Some of the key elements of the new design

  1. Space. Lots of space. I've added lots and lots of space which is so important to my brand. I wanted to create a feeling of clarity, of calm and confidence and for me, that comes with giving everything space to breathe.
  2. Moving images. One of the trends Caz suggested was to have moving images on the site which add interest and a little wow to the whole thing. I'd also intended to have rollovers in the desktop site but honestly, I've reached the point where I never want to open another Photoshop file again, so they might have to wait.
  3. Simplicity. My first cut if the design was overwhelming: too many design devices, too much clutter (typical rookie mistake). Actually, my style is really pared back and simple, so I decided to strip things back to basics and let the gorgeous photography shine.
  4. Beautiful bullets. Lots of my blog posts has 'action points' or how-to style content so I wanted to make all of those elements easy to follow and beautiful to look at. I've borrowed some styling from my printed collateral and I'm very impressed that BWeb managed to implement my crazy idea because it seems pretty complex to me!
  5. Mosaic style images Caz and I wanted to do something a little different with how the images were laid out, so on the homepage, I created a collection of different sized boxes that'll scale for mobile and tablet. Honestly, they look better on desktop, so enjoy looking at the different layout there too, but this way they work too. Over time I want to do some fancy rollovers for desktop but that's on the back-burner for now.
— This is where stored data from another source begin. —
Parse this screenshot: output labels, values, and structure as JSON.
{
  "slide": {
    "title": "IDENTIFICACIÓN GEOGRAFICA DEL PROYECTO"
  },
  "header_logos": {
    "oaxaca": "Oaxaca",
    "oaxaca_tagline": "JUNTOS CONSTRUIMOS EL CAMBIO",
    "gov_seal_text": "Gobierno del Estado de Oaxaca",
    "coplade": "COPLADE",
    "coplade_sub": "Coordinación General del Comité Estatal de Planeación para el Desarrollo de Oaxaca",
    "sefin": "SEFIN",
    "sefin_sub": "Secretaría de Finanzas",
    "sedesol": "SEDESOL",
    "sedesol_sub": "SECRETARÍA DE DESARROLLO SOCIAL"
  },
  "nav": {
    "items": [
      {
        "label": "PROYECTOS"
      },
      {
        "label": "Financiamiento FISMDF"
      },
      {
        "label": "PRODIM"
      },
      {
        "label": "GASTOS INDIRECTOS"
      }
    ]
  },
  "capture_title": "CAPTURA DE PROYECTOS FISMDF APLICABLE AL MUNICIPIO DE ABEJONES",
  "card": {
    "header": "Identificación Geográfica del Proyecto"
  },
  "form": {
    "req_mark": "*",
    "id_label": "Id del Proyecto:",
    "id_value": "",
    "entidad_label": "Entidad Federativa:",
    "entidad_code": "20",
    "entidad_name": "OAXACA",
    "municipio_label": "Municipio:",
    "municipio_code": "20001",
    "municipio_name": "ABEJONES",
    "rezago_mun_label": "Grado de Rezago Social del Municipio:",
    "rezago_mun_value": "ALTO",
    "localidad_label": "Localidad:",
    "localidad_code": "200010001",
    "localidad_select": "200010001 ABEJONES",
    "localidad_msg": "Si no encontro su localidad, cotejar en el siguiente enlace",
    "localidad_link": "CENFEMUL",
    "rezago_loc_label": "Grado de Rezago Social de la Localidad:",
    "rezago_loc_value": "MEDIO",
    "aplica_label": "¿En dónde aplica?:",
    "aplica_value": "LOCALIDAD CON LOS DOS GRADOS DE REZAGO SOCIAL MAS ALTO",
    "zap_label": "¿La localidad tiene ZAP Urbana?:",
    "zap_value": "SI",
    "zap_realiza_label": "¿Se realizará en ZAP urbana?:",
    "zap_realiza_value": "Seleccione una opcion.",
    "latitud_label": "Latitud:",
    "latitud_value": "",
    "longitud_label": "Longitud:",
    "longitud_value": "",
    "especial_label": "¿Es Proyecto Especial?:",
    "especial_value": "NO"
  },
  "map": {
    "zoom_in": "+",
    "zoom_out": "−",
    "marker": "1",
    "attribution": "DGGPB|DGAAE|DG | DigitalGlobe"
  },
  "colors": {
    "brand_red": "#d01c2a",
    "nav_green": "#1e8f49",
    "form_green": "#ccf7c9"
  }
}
I'm so happy with how this has all come together and need to say an enormous thank you to the amazing team at BWeb for being as committed to getting this looking right as I was. And to my lovely friends Caz and Elizabeth Cairns who helped so much behind the scenes. I can't say I enjoyed the design process, but I'm loving the end result. In all honesty, there were many moments when I really hated designing this. I found the whole responsive website thing immensely stressful. Give me a book to design any day! I often felt like there were better things I could've been getting on with and I found  not being able to predict the scale of things really quite unnerving.

The reason I designed it myself? I hadn't planned to, but after a false start with a designer in the summer, which actually crept into late Autumn, I found myself with an immovable deadline (I wanted this ready before the book was released) and no time. The fastest and most reliable way (says the control freak) was to just do it myself. In many ways it's worked out, but I won't be doing the next design myself.

As with everything, it's taken much longer, absorbed more time and cost more than I'd hoped, but I hope you'll agree that it was all worth it.